Bucky disappears into the wardrobe again, re-emerging with a folded blanket that he shakes out and, his movements gentle, wraps it around her until she resembles a dumpling, only fluffier. Once done, he settles on the bed beside her, forearms braced on his thighs.

“Where did you learn that?” she wonders aloud, clutching the blanket close. It was hardly a skill taught at the Red Room.

He shrugs awkwardly. “I don’t remember.”

Darcy narrows her eyes at him. “I don’t buy that. How do you forget learning the art of folding a blanket burrito? And speaking of remembering, how could you not know if it was you who killed Stark’s parents?”

His forehead wrinkles. “They let you remember your missions?”

She starts to reply in the affirmative when she picks up on his phrasing. “They make you forget?”

“It’s protocol,” he replies automatically. “Debriefing after every mission.”

Debrief. That’s where that man sent Anya. “Bucky,” she says slowly. “What debriefing mean to you, exactly?”

A shudder runs through him. “The chair. They don’t put you in the chair?”

“No, what does the chair do?” She was starting to have the feeling that she’d missed something big.

“It hurts,” Bucky mumbles, almost to himself. “It hurts, and then you forget.”

Darcy worms one hand out of her blanket burrito and places it in Bucky’s. His hand closes over hers with near-painful force as more shudders wrack his frame. “So you forget everything?” she asks, unable to help herself, desperate to know.

Bucky draws a deep, shuddering breath. “Yes. Sometimes I remember if it’s been a while. Then I have to debrief again.” He looks down at their entwined hands. “They didn’t hurt you?”

A thin smile makes its way onto her face. “Oh, they hurt us plenty. But I don’t remember anything like the chair. I don’t think they needed it for us. We didn’t have anything they needed us to forget. If Rogers is right about who he thinks you are, you have plenty.”

“I don’t remember him,” Bucky insists. “I don’t. I — Your sister. Anya.”

Darcy flinches. “They would've sent her to the chair, wouldn’t they?”

“Most likely.”

Darcy opens her mouth to answer but a yawn splits her face instead. He looks over at her, concerned. “You should sleep. Why don’t you want to sleep?”

“Because then I’ll remember,” Darcy whispers, horribly aware of the irony. The one who can’t remember but wants to, despite his protests to the contrary, and the one who remembers it all too well. “I told you. I don’t sleep well with anyone moving around.
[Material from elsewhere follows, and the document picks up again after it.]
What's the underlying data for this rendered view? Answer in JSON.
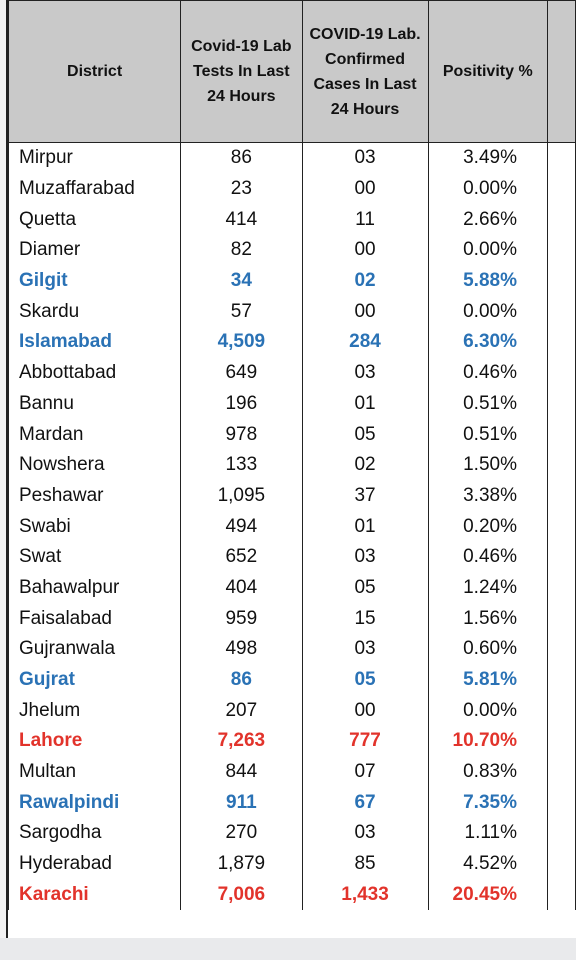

Too strong a survival instinct.”

“I’ll stay right here,” he promises, looping their linked hands over her head so she is nestled against his side, head tucked below his collarbone. “I’ll keep watch. I don’t need much sleep.”
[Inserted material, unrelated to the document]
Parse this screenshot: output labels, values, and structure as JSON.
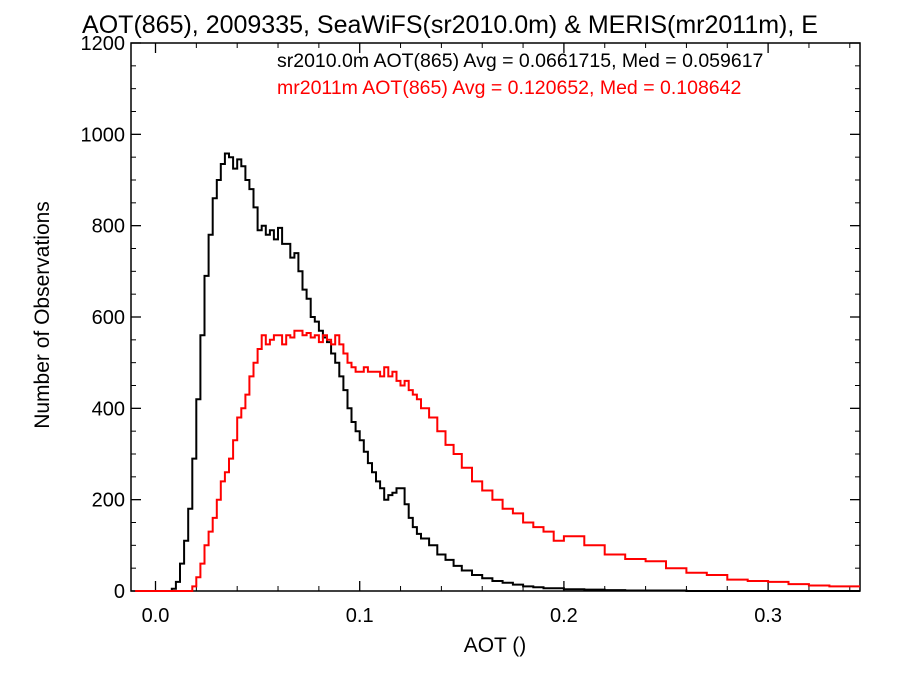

Darcy wants to protest that she’s fine, that she’s coped well enough these last few years on her own, but she doesn’t want to just cope anymore. They’ll have to get to the bottom of his missing memories, of her missing sister, but those are problems for later. For the first time in far too long she’s warm and clean and safe, and so she curls her feet up under her and lets her eyes drift closed.


She wakes slowly, head pillowed on Bucky’s chest. She’d kicked her way free of the blanket sometime during the night so it lies only loosely over her. Her left hand is still holding his right, and his other is stroking her hair. It would all be very relaxing if it weren’t for that infernal chiming.

“Shut up, Friday,” she mutters.

The AI doesn’t bother apologising this time. “Oh, you’re finally awake,” Tony says over the intercom, obnoxiously cheerful. “I’ve been going through the data dump Clint pulled before he crashed their system and I think you’re going to want to see this.”